How Colouring Books Can Reduce Stress

Lauren Powell

Adults all around the world are picking back up their pencils, and for good reason. The latest craze in adult colouring is offering people an accessible creative outlet, a reduction in stress and anxiety, and an increase in clarity.

Sunday Style and Byrdie recently reported on the hobby and that it's predicted to stick around, along with the benefits intricate colouring-in books (a far cry from our basic childhood versions) are providing devotees.

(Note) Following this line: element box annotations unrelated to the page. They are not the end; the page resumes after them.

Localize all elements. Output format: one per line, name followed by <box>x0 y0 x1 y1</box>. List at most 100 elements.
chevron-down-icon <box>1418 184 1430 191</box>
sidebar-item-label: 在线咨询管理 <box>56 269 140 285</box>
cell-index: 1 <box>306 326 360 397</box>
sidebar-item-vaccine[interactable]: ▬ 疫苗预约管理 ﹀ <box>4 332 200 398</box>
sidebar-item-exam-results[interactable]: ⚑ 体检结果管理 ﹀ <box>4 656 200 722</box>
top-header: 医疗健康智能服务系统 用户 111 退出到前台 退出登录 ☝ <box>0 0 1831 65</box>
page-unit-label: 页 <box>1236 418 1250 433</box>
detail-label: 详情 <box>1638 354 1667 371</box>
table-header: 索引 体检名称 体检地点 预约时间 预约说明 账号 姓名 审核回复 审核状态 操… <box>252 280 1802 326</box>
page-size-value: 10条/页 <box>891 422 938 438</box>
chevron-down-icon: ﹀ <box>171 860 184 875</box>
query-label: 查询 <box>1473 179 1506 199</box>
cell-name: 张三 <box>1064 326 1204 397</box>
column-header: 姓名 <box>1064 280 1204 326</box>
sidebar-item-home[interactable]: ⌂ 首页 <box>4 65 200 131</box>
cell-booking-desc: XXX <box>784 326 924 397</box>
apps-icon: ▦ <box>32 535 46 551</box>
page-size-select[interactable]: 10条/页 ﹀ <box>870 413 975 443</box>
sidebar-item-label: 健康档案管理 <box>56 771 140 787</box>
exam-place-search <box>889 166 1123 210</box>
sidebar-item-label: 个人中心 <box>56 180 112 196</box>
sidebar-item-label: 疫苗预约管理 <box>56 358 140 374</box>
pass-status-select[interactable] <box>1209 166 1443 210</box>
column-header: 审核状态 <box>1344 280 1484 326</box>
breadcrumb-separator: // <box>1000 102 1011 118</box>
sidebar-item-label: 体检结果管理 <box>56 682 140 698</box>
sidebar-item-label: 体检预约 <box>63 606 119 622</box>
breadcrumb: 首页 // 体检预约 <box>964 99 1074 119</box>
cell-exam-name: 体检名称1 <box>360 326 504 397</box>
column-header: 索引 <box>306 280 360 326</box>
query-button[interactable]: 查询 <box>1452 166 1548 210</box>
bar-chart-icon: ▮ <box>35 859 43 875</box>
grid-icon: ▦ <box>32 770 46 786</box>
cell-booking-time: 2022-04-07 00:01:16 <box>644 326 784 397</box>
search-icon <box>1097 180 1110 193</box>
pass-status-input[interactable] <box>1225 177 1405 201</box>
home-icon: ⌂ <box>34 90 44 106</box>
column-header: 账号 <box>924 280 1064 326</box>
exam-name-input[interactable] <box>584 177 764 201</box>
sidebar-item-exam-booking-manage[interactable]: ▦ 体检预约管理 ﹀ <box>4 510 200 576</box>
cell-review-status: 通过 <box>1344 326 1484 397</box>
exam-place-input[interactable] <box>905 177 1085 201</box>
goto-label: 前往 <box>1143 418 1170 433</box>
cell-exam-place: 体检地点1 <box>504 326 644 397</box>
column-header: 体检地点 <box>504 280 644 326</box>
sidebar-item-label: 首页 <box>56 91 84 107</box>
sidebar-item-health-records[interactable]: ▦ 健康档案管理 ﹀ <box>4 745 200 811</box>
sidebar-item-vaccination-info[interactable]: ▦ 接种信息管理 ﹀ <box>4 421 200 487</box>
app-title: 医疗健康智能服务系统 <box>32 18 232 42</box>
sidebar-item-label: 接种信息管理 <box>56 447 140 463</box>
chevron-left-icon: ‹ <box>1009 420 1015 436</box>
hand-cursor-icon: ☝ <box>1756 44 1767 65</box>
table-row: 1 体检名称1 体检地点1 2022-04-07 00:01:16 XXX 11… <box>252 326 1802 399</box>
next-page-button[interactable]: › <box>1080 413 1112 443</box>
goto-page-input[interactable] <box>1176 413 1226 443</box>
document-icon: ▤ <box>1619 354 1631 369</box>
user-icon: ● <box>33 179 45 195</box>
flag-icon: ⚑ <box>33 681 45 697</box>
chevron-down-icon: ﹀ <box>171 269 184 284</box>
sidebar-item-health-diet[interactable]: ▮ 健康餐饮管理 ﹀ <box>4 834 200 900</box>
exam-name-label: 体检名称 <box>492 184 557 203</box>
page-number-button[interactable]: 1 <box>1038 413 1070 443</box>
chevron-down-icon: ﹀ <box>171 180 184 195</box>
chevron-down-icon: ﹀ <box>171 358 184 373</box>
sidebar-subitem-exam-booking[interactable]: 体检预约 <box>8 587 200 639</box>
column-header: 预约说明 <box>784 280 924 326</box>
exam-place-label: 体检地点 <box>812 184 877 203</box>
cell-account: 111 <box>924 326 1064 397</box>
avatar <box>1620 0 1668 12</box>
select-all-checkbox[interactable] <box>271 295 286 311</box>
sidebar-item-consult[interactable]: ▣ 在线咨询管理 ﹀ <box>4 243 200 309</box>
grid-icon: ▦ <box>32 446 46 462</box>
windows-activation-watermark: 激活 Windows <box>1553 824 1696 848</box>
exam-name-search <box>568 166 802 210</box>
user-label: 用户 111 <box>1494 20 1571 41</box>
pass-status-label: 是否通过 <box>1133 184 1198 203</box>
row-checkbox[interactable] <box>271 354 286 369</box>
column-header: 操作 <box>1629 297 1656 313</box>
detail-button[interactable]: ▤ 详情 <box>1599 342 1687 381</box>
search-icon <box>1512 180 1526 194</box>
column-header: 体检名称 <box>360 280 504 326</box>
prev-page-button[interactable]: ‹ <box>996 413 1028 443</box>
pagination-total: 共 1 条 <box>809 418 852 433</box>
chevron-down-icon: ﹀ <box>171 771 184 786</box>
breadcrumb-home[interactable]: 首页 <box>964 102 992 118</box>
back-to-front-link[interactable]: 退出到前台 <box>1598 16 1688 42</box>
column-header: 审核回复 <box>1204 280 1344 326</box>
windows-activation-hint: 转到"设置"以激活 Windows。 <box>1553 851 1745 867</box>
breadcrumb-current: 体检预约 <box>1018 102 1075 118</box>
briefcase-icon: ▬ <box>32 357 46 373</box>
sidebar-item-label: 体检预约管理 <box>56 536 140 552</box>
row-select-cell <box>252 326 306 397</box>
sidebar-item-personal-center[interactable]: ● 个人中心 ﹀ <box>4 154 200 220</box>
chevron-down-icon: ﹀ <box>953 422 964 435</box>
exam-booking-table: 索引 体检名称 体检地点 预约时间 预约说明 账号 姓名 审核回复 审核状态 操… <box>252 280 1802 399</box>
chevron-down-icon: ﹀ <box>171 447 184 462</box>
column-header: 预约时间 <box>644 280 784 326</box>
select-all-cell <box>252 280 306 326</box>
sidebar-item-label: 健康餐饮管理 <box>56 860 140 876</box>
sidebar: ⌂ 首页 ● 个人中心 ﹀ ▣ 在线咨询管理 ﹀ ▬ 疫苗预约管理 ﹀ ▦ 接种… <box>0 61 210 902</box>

Buddhist psychologist and mindfulness meditation teacher, John Barter, believes that stress and anxiety can often relate to being focused on negative thoughts that are consume your attention.  “To bring the mind to a point of attention, whether on the breath as in formal meditation, or on colouring in, the brain needs to reduce extraneous thinking,” explains Barter. “Mindfulness brings a feeling of slowing down, a reduction in stress hormones and thus, a reduction in anxiety. Even the idea of feeling a page, smelling the pencil, hearing the sound of the colouring in and seeing the colours appear, is both physically and psychologically therapeutic.”

Illustrator, Millie Marotta, has published two colouring-in books­—Tropical Wonderland and Animal Kingdom—and has now sold more than one million copies worldwide. Published in 30 languages, this genre has been dominating bestsellers lists.

Even Vogue is getting in on the action and releasing a colouring-in book due to be released in November and will feature hand-drawn designs inspired by the fashion pages of the magazine during the Fifities, including depictions of ball gowns and cocktail dresses from Christian Dior, Balenciaga, Givenchy and Chanel.

We think it’s time to get in on the colouring-in action, quick smart.